Gonzales studied painting and photography at the University of California, Los Angeles and graduated in 1992 with a Fine Arts degree. A few years later, she attended Brooks College and received a degree in Visual Communications.
After design school, Gonzales worked as a graphic designer for different industries, including healthcare, entertainment advertising, textile design, consumer products, and toys. She specialized in branding and packaging before shifting into surface design and illustration in 2013. She stopped working as a graphic designer more than two years ago and now works primarily as an artist, illustrator, and enjoys being a mentor.
“I like to draw Black women, social justice pieces, and inspirational phrases in my art style and point of view,” Gonzales said. “It is so rewarding when someone tells me how much they loved my art and bought my products in stores because they found it resonated with them or bought it for a child or someone in their life who would really appreciate it.”
Gonzales is an artist contributor to Target’s 2023 #bhm line, a partnership with several Black creators to make accessories and apparel during Black History Month. Her work will be on accessories, packaging, and clothing in the big-box store.
She’s also been named the first guest artist for the arts-and-craft store Michaels’ Black Organized Leaders of Diversity (BOLD) resource group and worked on education-themed designs for the company’s Black History Month Collection.
Her work is not only about prints and designs. She has worked for major newspapers, including The New York Times and Los Angeles Times, as well as digital companies, like Facebook and Adobe. She recently illustrated the children’s book “Our Story Starts in Africa” by Patrice Lawrence.
Gonzales draws a lot of inspiration from her home in California. “Flowers and nature are a big source of inspiration for me. I live in Southern California and see a lot of tropical and desert plants all around me. I am attracted to their colors, shapes, and textures,” she said.
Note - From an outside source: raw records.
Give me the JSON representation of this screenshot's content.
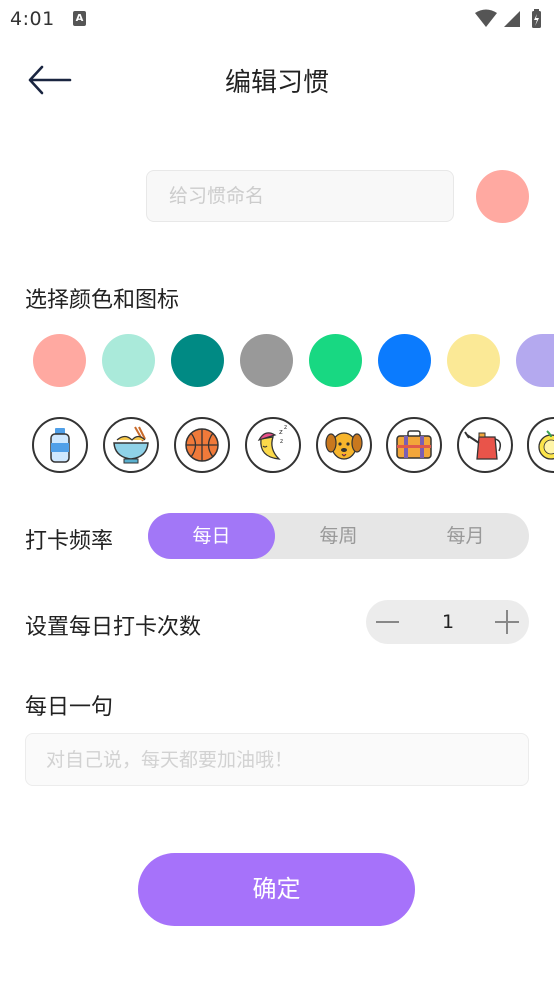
{
  "status_bar": {
    "time": "4:01",
    "notification_glyph": "A"
  },
  "header": {
    "title": "编辑习惯"
  },
  "name_input": {
    "placeholder": "给习惯命名",
    "value": ""
  },
  "selected_color": "#ffa9a1",
  "color_section": {
    "label": "选择颜色和图标",
    "colors": [
      "#ffa9a1",
      "#aaeada",
      "#008a84",
      "#999999",
      "#18d882",
      "#0b7bfe",
      "#fbe996",
      "#b4a9ef"
    ]
  },
  "icons": [
    "water-bottle-icon",
    "noodle-bowl-icon",
    "basketball-icon",
    "sleeping-moon-icon",
    "dog-icon",
    "suitcase-icon",
    "watering-can-icon",
    "lemon-icon"
  ],
  "frequency": {
    "label": "打卡频率",
    "options": [
      "每日",
      "每周",
      "每月"
    ],
    "selected": "每日"
  },
  "daily_count": {
    "label": "设置每日打卡次数",
    "value": "1"
  },
  "daily_quote": {
    "label": "每日一句",
    "placeholder": "对自己说，每天都要加油哦！",
    "value": ""
  },
  "confirm": {
    "label": "确定"
  }
}
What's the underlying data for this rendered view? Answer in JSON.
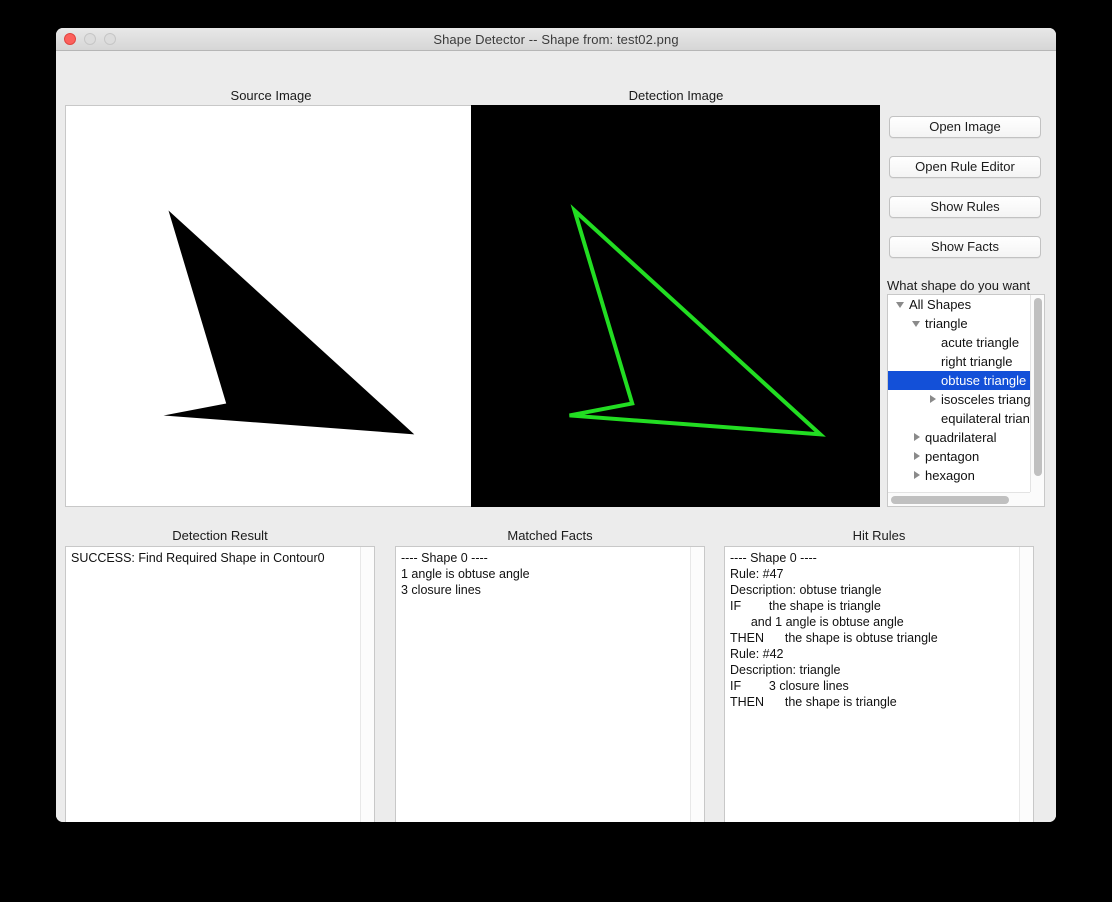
{
  "window": {
    "title": "Shape Detector -- Shape from: test02.png",
    "traffic_lights": [
      "close-button",
      "minimize-button",
      "maximize-button"
    ]
  },
  "panels": {
    "source_label": "Source Image",
    "detection_label": "Detection Image",
    "result_label": "Detection Result",
    "facts_label": "Matched Facts",
    "rules_label": "Hit Rules"
  },
  "buttons": {
    "open_image": "Open Image",
    "open_rule_editor": "Open Rule Editor",
    "show_rules": "Show Rules",
    "show_facts": "Show Facts"
  },
  "tree": {
    "prompt": "What shape do you want",
    "items": [
      {
        "label": "All Shapes",
        "indent": 0,
        "state": "expanded",
        "selected": false
      },
      {
        "label": "triangle",
        "indent": 1,
        "state": "expanded",
        "selected": false
      },
      {
        "label": "acute triangle",
        "indent": 2,
        "state": "leaf",
        "selected": false
      },
      {
        "label": "right triangle",
        "indent": 2,
        "state": "leaf",
        "selected": false
      },
      {
        "label": "obtuse triangle",
        "indent": 2,
        "state": "leaf",
        "selected": true
      },
      {
        "label": "isosceles triangle",
        "indent": 2,
        "state": "collapsed",
        "selected": false
      },
      {
        "label": "equilateral triangle",
        "indent": 2,
        "state": "leaf",
        "selected": false
      },
      {
        "label": "quadrilateral",
        "indent": 1,
        "state": "collapsed",
        "selected": false
      },
      {
        "label": "pentagon",
        "indent": 1,
        "state": "collapsed",
        "selected": false
      },
      {
        "label": "hexagon",
        "indent": 1,
        "state": "collapsed",
        "selected": false
      }
    ],
    "selection_color": "#1350d8"
  },
  "output": {
    "detection_result": "SUCCESS: Find Required Shape in Contour0",
    "matched_facts": "---- Shape 0 ----\n1 angle is obtuse angle\n3 closure lines",
    "hit_rules": "---- Shape 0 ----\nRule: #47\nDescription: obtuse triangle\nIF        the shape is triangle\n      and 1 angle is obtuse angle\nTHEN      the shape is obtuse triangle\nRule: #42\nDescription: triangle\nIF        3 closure lines\nTHEN      the shape is triangle"
  },
  "graphics": {
    "source_shape_color": "#000000",
    "source_background": "#ffffff",
    "detection_shape_color": "#22dd22",
    "detection_background": "#000000",
    "shape_points": "103,105 161,299 98,311 350,330"
  }
}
“I go for walks and love to take photos of my environment. I use these images as inspiration for my art and use a lot of plants and flowers in my work.”
Though nature is a substantial source of inspiration, her community inspired one of her most-replicated images. Gonzales points to that “Justice” illustration as her favorite.
“I created it during a time of heightened racial activism and felt I needed to say something using my art,” she said. “I drew it from my own fist and my boyfriend’s hand. It is a symbolic representation of strength, unity, and standing up for one’s rights.”
“It has since been recognized by companies and was made into an apparel line of matching sweatpants and sweatshirts, which turned it into wearable art, and a puzzle that is sold in Target stores nationwide,” she said.
Gonzales said she finds joy in creating art for her own products, working as a one-on-one mentor, and speaking and teaching at events worldwide.
“I hope my work and presence can show younger artists that they too can have a career in commercial art,” she continued. “They can design for products, publications, and brands as well as design for themselves. It is possible to make a living doing what you love, and there are lots of opportunities out there for your work.”